While behaviors like driving under the influence of drugs or alcohol and distracted driving are often discussed as serious dangers while behind the wheel, drowsy driving receives little attention. Driving tired is overlooked as a major threat to driving safety, though national statistics have shown that drowsy driving is actually one of the largest causes of serious and fatal accidents, playing a main role in one in six fatal accidents. Though much more prevalent among younger drivers, everyone is susceptible to the harmful effects of driving when your body is in desperate need for rest.
Driving tired impairs your ability to think clearly and make correct decisions on the road, much like alcohol does. This lack of concentration can also lull drivers into making more dangerous risks on the highway that have a much greater chance to cause a crash. Drowsiness can seriously inhibit your reaction times, making you far more susceptible to collisions with obstacles that you would have otherwise been able to avoid if fully rested. Your vision is also negatively affected, making it more difficult to identify oncoming dangers, especially at night.
Though some drivers acknowledge the danger of these potential threats, most overestimate their ability to overcome them. This can create even greater harm, as drivers attempt to fight through dangerous conditions at the expense of others on the road. If you too tired to drive, you should stay away from the road, and get the rest you need to be able to give your full concentration to the road ahead.
Some of the most common signs of drowsy driving include difficulty remembering the last several miles driven, missing freeway exits or traffic signs, difficulty keeping eyes open, repeated yawning and rubbing of the eyes, drifting in lanes, and disconnected and wandering thoughts, pulling your focus away from driving. If you are experiencing any of these symptoms, you should look to end your journey as quickly as possible, finding a place to safely exit active lanes and get some much needed rest.

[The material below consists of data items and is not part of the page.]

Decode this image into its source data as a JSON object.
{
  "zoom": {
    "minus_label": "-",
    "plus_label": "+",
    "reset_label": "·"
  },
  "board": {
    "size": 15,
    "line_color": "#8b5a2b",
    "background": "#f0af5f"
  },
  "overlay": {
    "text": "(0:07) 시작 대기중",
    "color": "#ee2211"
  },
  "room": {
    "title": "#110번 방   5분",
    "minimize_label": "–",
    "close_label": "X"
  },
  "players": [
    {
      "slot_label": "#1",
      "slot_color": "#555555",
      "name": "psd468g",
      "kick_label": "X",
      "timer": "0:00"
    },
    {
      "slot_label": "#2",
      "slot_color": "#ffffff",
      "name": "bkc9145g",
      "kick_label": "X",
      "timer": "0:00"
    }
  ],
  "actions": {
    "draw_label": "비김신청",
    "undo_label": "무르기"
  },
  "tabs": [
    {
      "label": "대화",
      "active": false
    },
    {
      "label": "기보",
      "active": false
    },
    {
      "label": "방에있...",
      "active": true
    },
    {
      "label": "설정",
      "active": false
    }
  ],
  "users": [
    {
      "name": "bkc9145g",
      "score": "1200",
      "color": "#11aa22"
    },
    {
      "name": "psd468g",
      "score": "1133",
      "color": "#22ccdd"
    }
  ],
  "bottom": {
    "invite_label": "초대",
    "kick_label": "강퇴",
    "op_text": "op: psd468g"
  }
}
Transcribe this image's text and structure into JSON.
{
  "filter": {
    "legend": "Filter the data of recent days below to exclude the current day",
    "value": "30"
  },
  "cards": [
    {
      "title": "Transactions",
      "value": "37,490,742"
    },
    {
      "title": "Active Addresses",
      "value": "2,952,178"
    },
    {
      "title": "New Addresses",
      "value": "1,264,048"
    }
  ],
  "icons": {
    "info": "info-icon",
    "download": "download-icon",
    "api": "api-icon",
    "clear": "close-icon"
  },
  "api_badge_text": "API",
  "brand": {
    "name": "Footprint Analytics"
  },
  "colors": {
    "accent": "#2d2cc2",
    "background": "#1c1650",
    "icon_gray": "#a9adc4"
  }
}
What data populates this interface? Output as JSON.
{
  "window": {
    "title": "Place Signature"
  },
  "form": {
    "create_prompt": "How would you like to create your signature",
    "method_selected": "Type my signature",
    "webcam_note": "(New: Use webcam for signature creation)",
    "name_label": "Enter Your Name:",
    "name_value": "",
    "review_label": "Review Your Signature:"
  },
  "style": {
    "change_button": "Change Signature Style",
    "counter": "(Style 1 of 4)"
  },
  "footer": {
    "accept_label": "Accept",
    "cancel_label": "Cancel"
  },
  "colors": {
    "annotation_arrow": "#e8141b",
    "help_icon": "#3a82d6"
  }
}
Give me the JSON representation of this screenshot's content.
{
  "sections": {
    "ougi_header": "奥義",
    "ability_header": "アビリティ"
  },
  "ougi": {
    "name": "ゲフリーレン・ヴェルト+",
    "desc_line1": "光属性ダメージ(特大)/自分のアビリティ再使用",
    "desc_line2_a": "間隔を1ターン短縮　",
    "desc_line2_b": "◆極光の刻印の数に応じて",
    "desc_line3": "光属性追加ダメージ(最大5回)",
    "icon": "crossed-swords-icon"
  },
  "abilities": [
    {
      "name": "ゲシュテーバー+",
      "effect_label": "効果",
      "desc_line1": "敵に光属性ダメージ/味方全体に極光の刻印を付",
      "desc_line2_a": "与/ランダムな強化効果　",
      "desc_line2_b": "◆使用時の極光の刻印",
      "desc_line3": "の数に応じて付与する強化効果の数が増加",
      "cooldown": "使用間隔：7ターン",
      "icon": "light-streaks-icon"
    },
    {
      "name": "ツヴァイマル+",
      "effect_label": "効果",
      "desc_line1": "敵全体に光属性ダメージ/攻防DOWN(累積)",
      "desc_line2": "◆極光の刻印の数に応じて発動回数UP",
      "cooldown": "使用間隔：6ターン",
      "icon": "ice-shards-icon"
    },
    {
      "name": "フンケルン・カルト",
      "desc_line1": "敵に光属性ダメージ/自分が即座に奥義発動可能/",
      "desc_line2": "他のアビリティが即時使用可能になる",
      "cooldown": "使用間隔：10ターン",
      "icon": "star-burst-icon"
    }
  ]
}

To prevent drowsy driving, be sure to get a full nights rest before taking a long journey. You should also look to avoid long journeys during normal sleeping hours, as your body will be eager to slowdown. In some situations it can be impossible to avoid trips at odd hours for long periods of time, in which case it becomes vitally important to avoid eating heavy foods prior to embarking, as well as take frequent breaks to prevent yourself from being lulled to sleep. If possible, travel with a companion who can keep you awake and alert, and can take over the driving responsibility when you are too tired to go on. Avoid medications with drowsy side effects as well.
By understanding the risks of drowsy driving, you can protect yourself from compromising situations where your safety is at risk. If we continue to view tired driving as nothing more than an irritation, we will continue to fall victim to it. By raising awareness and applying the correct preventative measures, we can improve the safety of our roads and cut into the number of accidents that litter our streets each year.